Send an algorithm to do a human’s job
So how do financial institutions maintain the benefits of digitisation whilst reducing the weight of security? In a word: orchestration. As cybersecurity has grown and developed, so has computer automation. Companies can now link their key systems together under a single automated management tool (often referred to as a security orchestration, automation and response or SOAR platform) to reduce the weight on their staff. Orchestrating your security landscape essentially means integrating systems so that their alerts and data flows are monitored by the SOAR, which then automatically resolves low-level alerts and flags up high-priority issues that need human review.
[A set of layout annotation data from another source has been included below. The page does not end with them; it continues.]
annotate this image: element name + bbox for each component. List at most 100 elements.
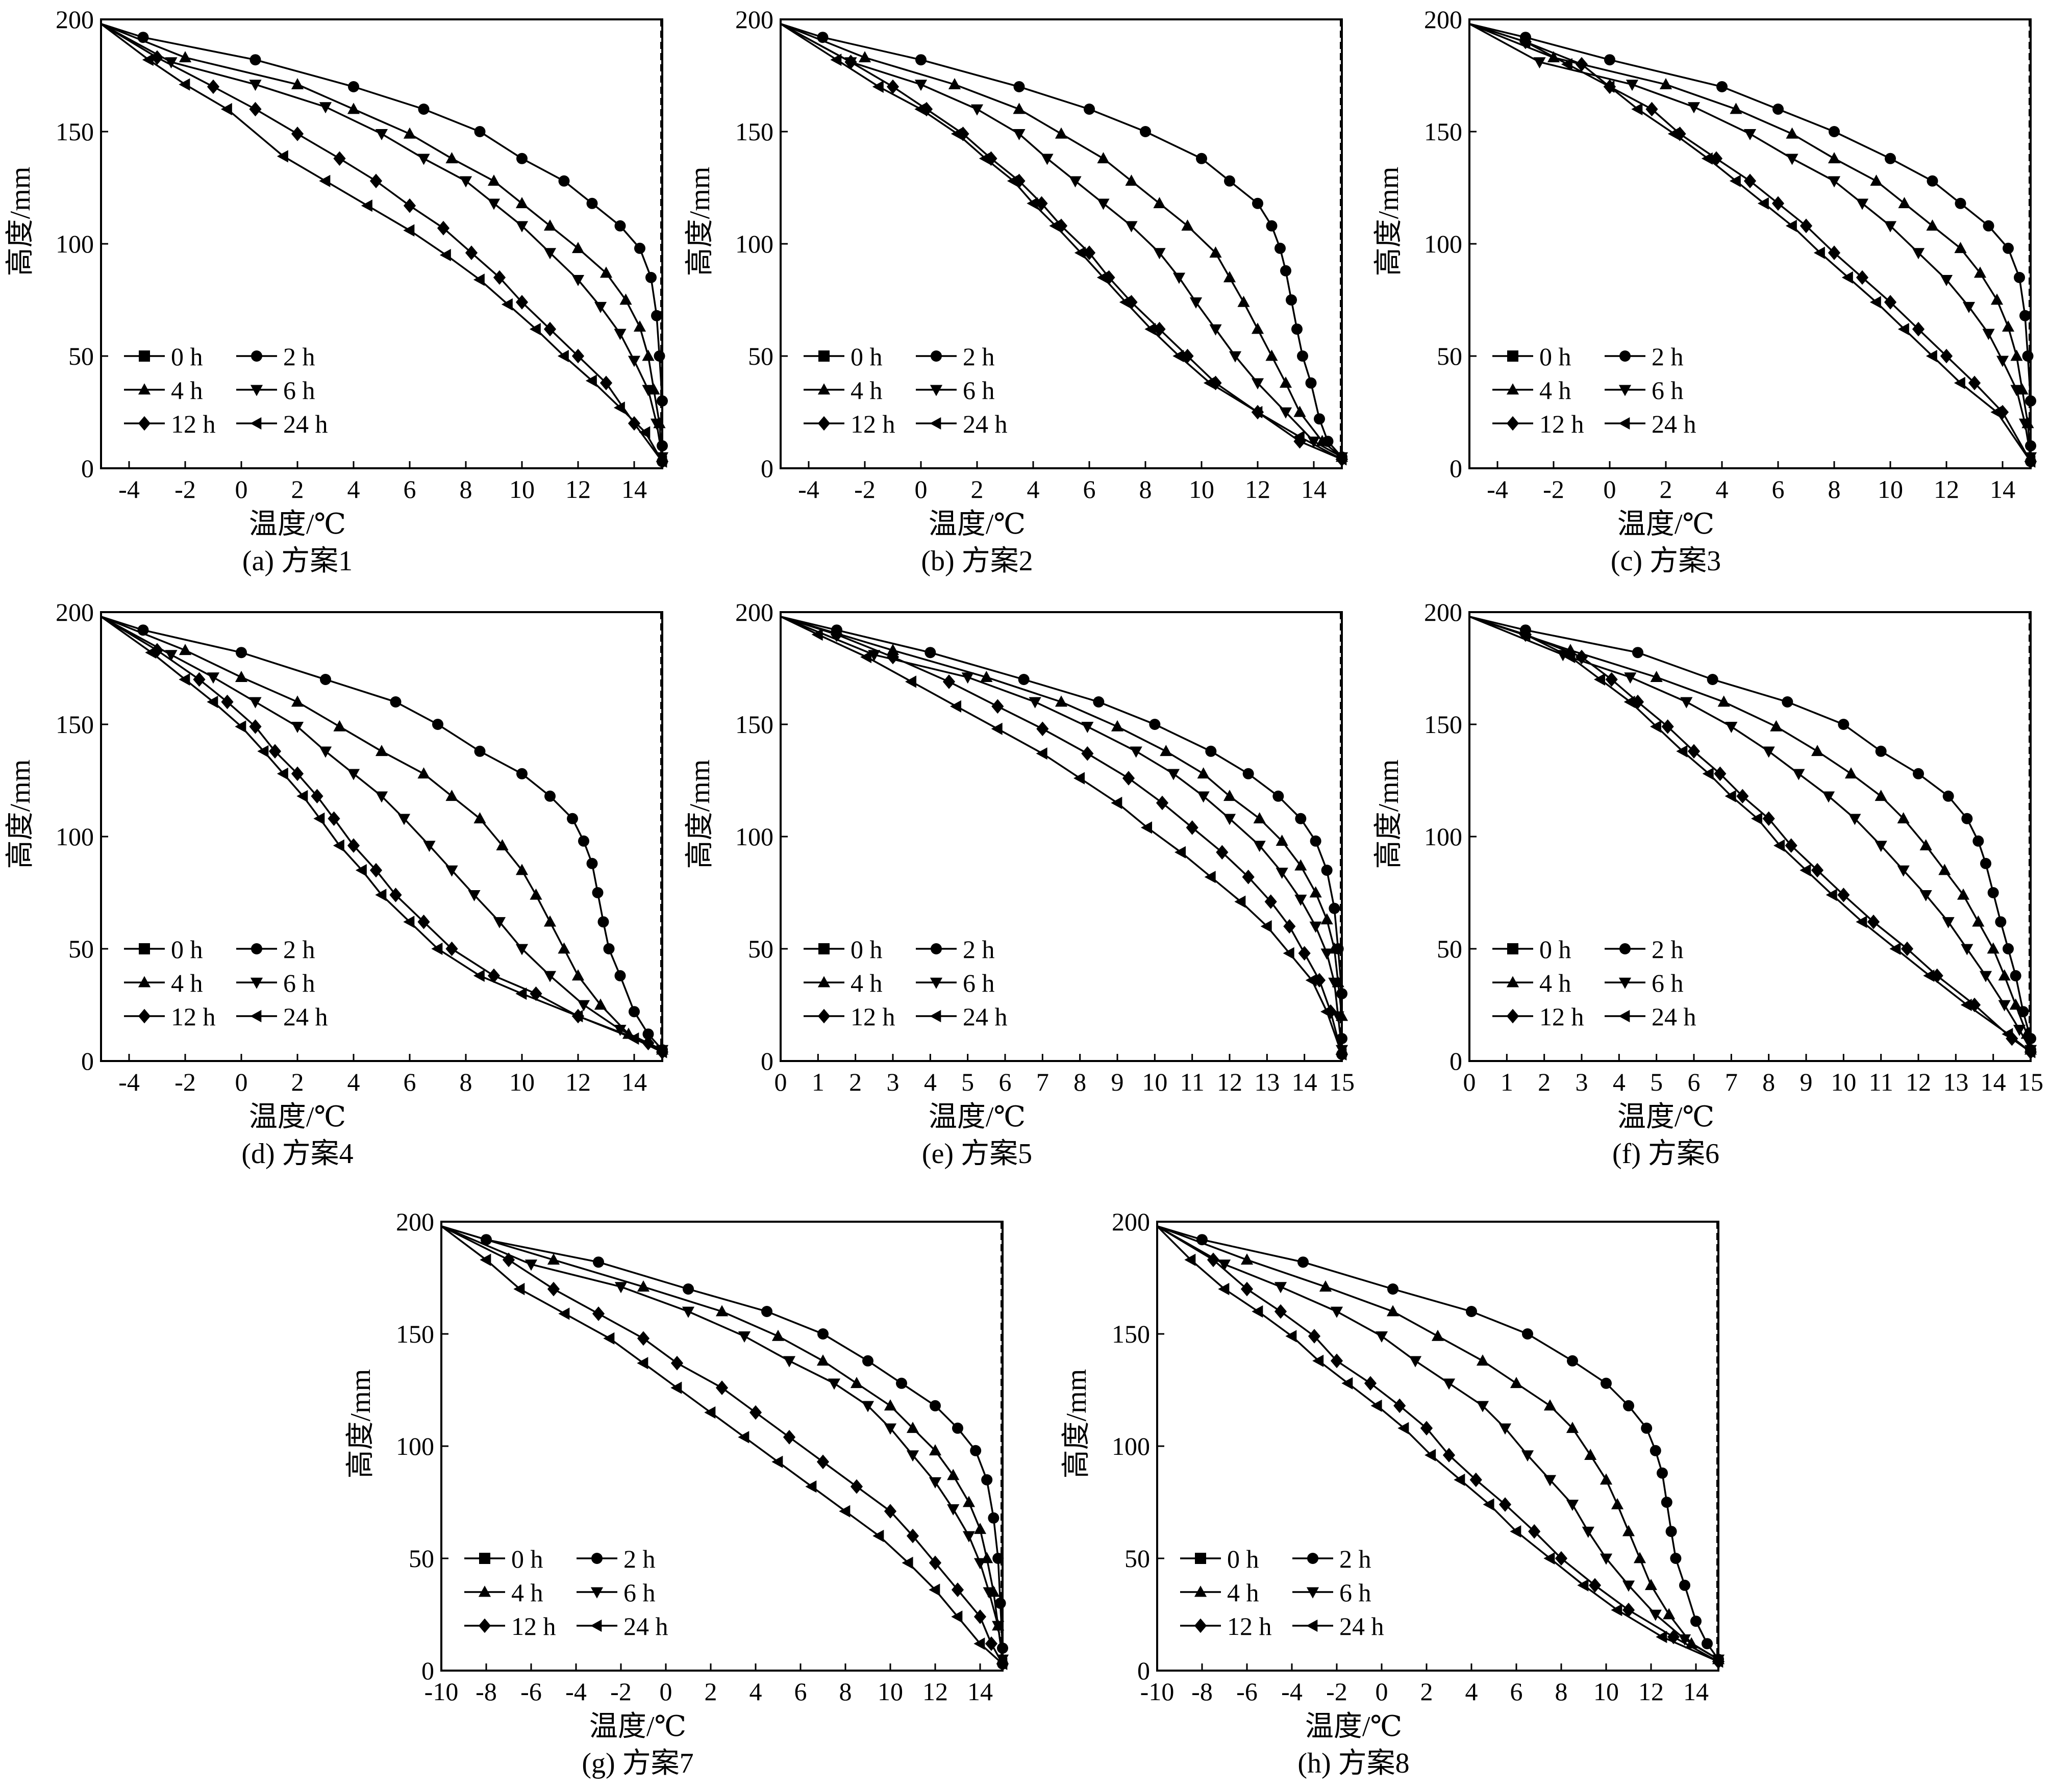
series-line xyxy=(780,616,1343,1055)
y-tick-label: 50 xyxy=(1437,342,1462,370)
x-tick-label: 14 xyxy=(1990,475,2015,503)
y-tick-label: 100 xyxy=(56,230,94,258)
y-tick-label: 0 xyxy=(1450,454,1462,483)
series-24h xyxy=(440,1225,1008,1670)
data-point xyxy=(884,1423,897,1435)
legend: 0 h 2 h 4 h 6 h 12 h 24 h xyxy=(804,935,1008,1031)
data-point xyxy=(1826,889,1837,901)
data-point xyxy=(1036,747,1047,760)
data-point xyxy=(783,1356,796,1368)
data-point xyxy=(1498,1423,1512,1435)
data-point xyxy=(1712,1655,1723,1668)
x-tick-label: -6 xyxy=(520,1677,542,1706)
data-point xyxy=(951,1610,963,1623)
data-point xyxy=(1283,919,1296,934)
legend-label: 0 h xyxy=(851,935,883,964)
data-point xyxy=(1332,1011,1344,1023)
data-point xyxy=(390,696,402,708)
data-point xyxy=(1205,745,1217,757)
data-point xyxy=(333,839,344,852)
x-tick-label: 12 xyxy=(1217,1068,1242,1096)
legend-label: 0 h xyxy=(851,342,883,371)
data-point xyxy=(1575,57,1588,72)
data-point xyxy=(991,699,1004,714)
panel-c: -4 -2 0 2 4 6 8 10 12 14 0 50 100 150 200 温度/℃ 高度/mm (c) … xyxy=(1373,5,2037,577)
data-point xyxy=(1018,674,1030,685)
legend-label: 24 h xyxy=(283,1002,328,1031)
data-point xyxy=(1189,297,1203,309)
y-axis-label: 高度/mm xyxy=(1061,1369,1092,1479)
data-point xyxy=(942,674,956,689)
data-point xyxy=(1543,1475,1557,1486)
x-tick-label: 6 xyxy=(404,475,416,503)
data-point xyxy=(1679,1579,1690,1591)
data-point xyxy=(1308,1329,1321,1344)
data-point xyxy=(1667,128,1679,140)
data-point xyxy=(902,1556,913,1569)
data-point xyxy=(884,1399,897,1411)
data-point xyxy=(473,812,486,824)
data-point xyxy=(1036,721,1049,737)
data-point xyxy=(738,1331,751,1343)
legend-label: 2 h xyxy=(1339,1545,1371,1573)
data-point xyxy=(249,54,261,66)
data-point xyxy=(355,864,367,877)
data-point xyxy=(1476,1401,1489,1412)
data-point xyxy=(1055,127,1068,139)
x-tick-label: 0 xyxy=(660,1677,672,1706)
panel-caption: (a) 方案1 xyxy=(242,545,353,577)
data-point xyxy=(1786,127,1798,139)
data-point xyxy=(439,248,451,262)
x-tick-label: 4 xyxy=(1465,1677,1478,1706)
data-point xyxy=(397,814,411,825)
data-point xyxy=(992,1621,1005,1632)
data-point xyxy=(179,78,190,91)
data-point xyxy=(2014,272,2025,283)
series-6h xyxy=(101,23,669,464)
data-point xyxy=(1181,219,1194,231)
data-point xyxy=(319,174,331,187)
legend-marker xyxy=(478,1618,491,1633)
data-point xyxy=(1029,697,1041,709)
data-point xyxy=(1926,219,1939,231)
data-point xyxy=(1393,1398,1406,1414)
data-point xyxy=(557,349,569,363)
x-tick-label: 6 xyxy=(1688,1068,1701,1096)
data-point xyxy=(547,1281,560,1297)
data-point xyxy=(1286,294,1297,306)
data-point xyxy=(1330,1353,1343,1369)
data-point xyxy=(997,1643,1008,1654)
data-point xyxy=(924,647,936,659)
data-point xyxy=(1622,1525,1635,1536)
legend-marker xyxy=(1506,416,1519,431)
data-point xyxy=(639,426,651,439)
x-tick-label: 14 xyxy=(967,1677,993,1706)
data-point xyxy=(465,245,478,260)
data-point xyxy=(1716,81,1728,92)
data-point xyxy=(633,320,646,332)
y-tick-label: 200 xyxy=(1424,598,1462,626)
series-4h xyxy=(1157,1225,1725,1664)
data-point xyxy=(1782,696,1793,708)
x-tick-label: 12 xyxy=(922,1677,948,1706)
data-point xyxy=(1938,864,1951,875)
data-point xyxy=(207,79,220,94)
y-tick-label: 150 xyxy=(735,710,773,739)
legend-marker xyxy=(817,976,831,988)
data-point xyxy=(1307,436,1320,448)
data-point xyxy=(1702,767,1714,780)
data-point xyxy=(1175,846,1186,859)
legend-marker xyxy=(139,350,150,362)
legend-label: 2 h xyxy=(623,1545,656,1573)
data-point xyxy=(1280,265,1291,276)
data-point xyxy=(1251,378,1264,390)
data-point xyxy=(2013,1025,2026,1037)
x-tick-label: 0 xyxy=(915,475,928,503)
data-point xyxy=(544,790,556,802)
data-point xyxy=(994,1598,1006,1609)
data-point xyxy=(1153,197,1166,209)
data-point xyxy=(1510,1525,1521,1538)
data-point xyxy=(2009,998,2022,1010)
data-point xyxy=(1209,246,1222,258)
data-point xyxy=(1770,720,1783,731)
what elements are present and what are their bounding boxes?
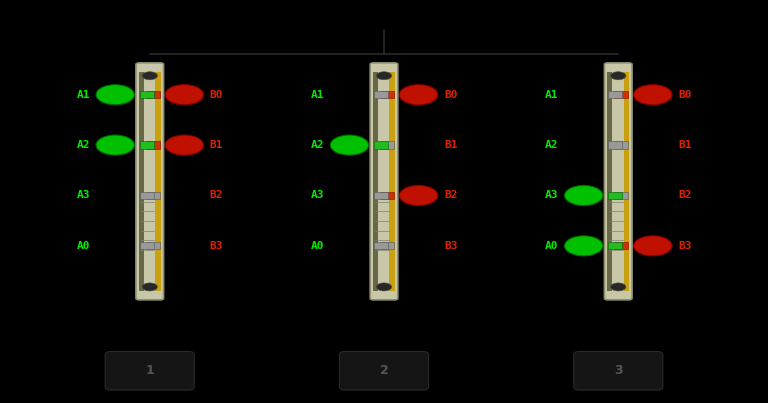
FancyBboxPatch shape: [604, 63, 632, 300]
Circle shape: [611, 283, 626, 291]
Text: A0: A0: [545, 241, 558, 251]
Bar: [614, 242, 628, 249]
Bar: [146, 192, 160, 199]
Bar: [374, 242, 388, 249]
Circle shape: [611, 72, 626, 80]
Circle shape: [399, 85, 438, 105]
Bar: [380, 242, 394, 249]
Text: 1: 1: [145, 364, 154, 377]
Bar: [607, 72, 612, 291]
Circle shape: [165, 85, 204, 105]
Bar: [608, 141, 622, 149]
Circle shape: [564, 185, 603, 206]
Circle shape: [96, 85, 134, 105]
Bar: [614, 192, 628, 199]
Bar: [146, 141, 160, 149]
Text: A2: A2: [76, 140, 90, 150]
Text: 3: 3: [614, 364, 623, 377]
FancyBboxPatch shape: [370, 63, 398, 300]
Bar: [374, 192, 388, 199]
Bar: [373, 72, 378, 291]
Text: A3: A3: [545, 191, 558, 200]
Text: A0: A0: [310, 241, 324, 251]
FancyBboxPatch shape: [105, 351, 194, 390]
Text: 2: 2: [379, 364, 389, 377]
Text: A0: A0: [76, 241, 90, 251]
Text: B0: B0: [678, 90, 692, 100]
FancyBboxPatch shape: [136, 63, 164, 300]
Text: B1: B1: [444, 140, 458, 150]
Bar: [140, 141, 154, 149]
Bar: [374, 91, 388, 98]
Text: A2: A2: [545, 140, 558, 150]
Text: B3: B3: [678, 241, 692, 251]
Text: B1: B1: [678, 140, 692, 150]
Bar: [140, 242, 154, 249]
Text: A1: A1: [76, 90, 90, 100]
Circle shape: [96, 135, 134, 155]
Bar: [146, 91, 160, 98]
Text: A2: A2: [310, 140, 324, 150]
Text: B2: B2: [210, 191, 223, 200]
Circle shape: [142, 72, 157, 80]
Bar: [146, 242, 160, 249]
Text: A3: A3: [310, 191, 324, 200]
Circle shape: [564, 236, 603, 256]
Text: B1: B1: [210, 140, 223, 150]
Bar: [140, 192, 154, 199]
Bar: [139, 72, 144, 291]
Bar: [155, 72, 161, 291]
Text: A1: A1: [310, 90, 324, 100]
Text: B3: B3: [210, 241, 223, 251]
Circle shape: [330, 135, 369, 155]
Text: B0: B0: [210, 90, 223, 100]
Bar: [380, 91, 394, 98]
Text: A3: A3: [76, 191, 90, 200]
Circle shape: [142, 283, 157, 291]
Text: B3: B3: [444, 241, 458, 251]
Bar: [608, 91, 622, 98]
Bar: [140, 91, 154, 98]
Circle shape: [634, 85, 672, 105]
Bar: [374, 141, 388, 149]
Circle shape: [376, 283, 392, 291]
Bar: [614, 141, 628, 149]
Bar: [608, 192, 622, 199]
FancyBboxPatch shape: [339, 351, 429, 390]
Circle shape: [399, 185, 438, 206]
Text: A1: A1: [545, 90, 558, 100]
Text: B0: B0: [444, 90, 458, 100]
Circle shape: [376, 72, 392, 80]
FancyBboxPatch shape: [574, 351, 663, 390]
Bar: [614, 91, 628, 98]
Text: B2: B2: [678, 191, 692, 200]
Text: B2: B2: [444, 191, 458, 200]
Bar: [608, 242, 622, 249]
Circle shape: [634, 236, 672, 256]
Bar: [380, 141, 394, 149]
Bar: [389, 72, 395, 291]
Bar: [380, 192, 394, 199]
Bar: [624, 72, 629, 291]
Circle shape: [165, 135, 204, 155]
The upshot of that is that security resources can then be spent more profitably on strategic initiatives like system reviews and regulatory compliance. The CISO is happy because their security systems are preventing attacks and the team is more available for new projects, and the CEO is happy because costs can be streamlined by removing unnecessary admin tasks and slimming down software spend.
More importantly, an effectively orchestrated security system can be easily amended to accommodate new elements of the organisation’s digital landscape – meaning that financial organisations are freed up to innovate in the age of PSD2 and open banking without fear that every new application will come with a six-figure security cost.
Digital banking is the future – there’s no question about that. But financial organisations will have to change the way they approach security system management if they’re to keep up with and support innovation. Orchestration is one way to lighten the load – without compromising on quality.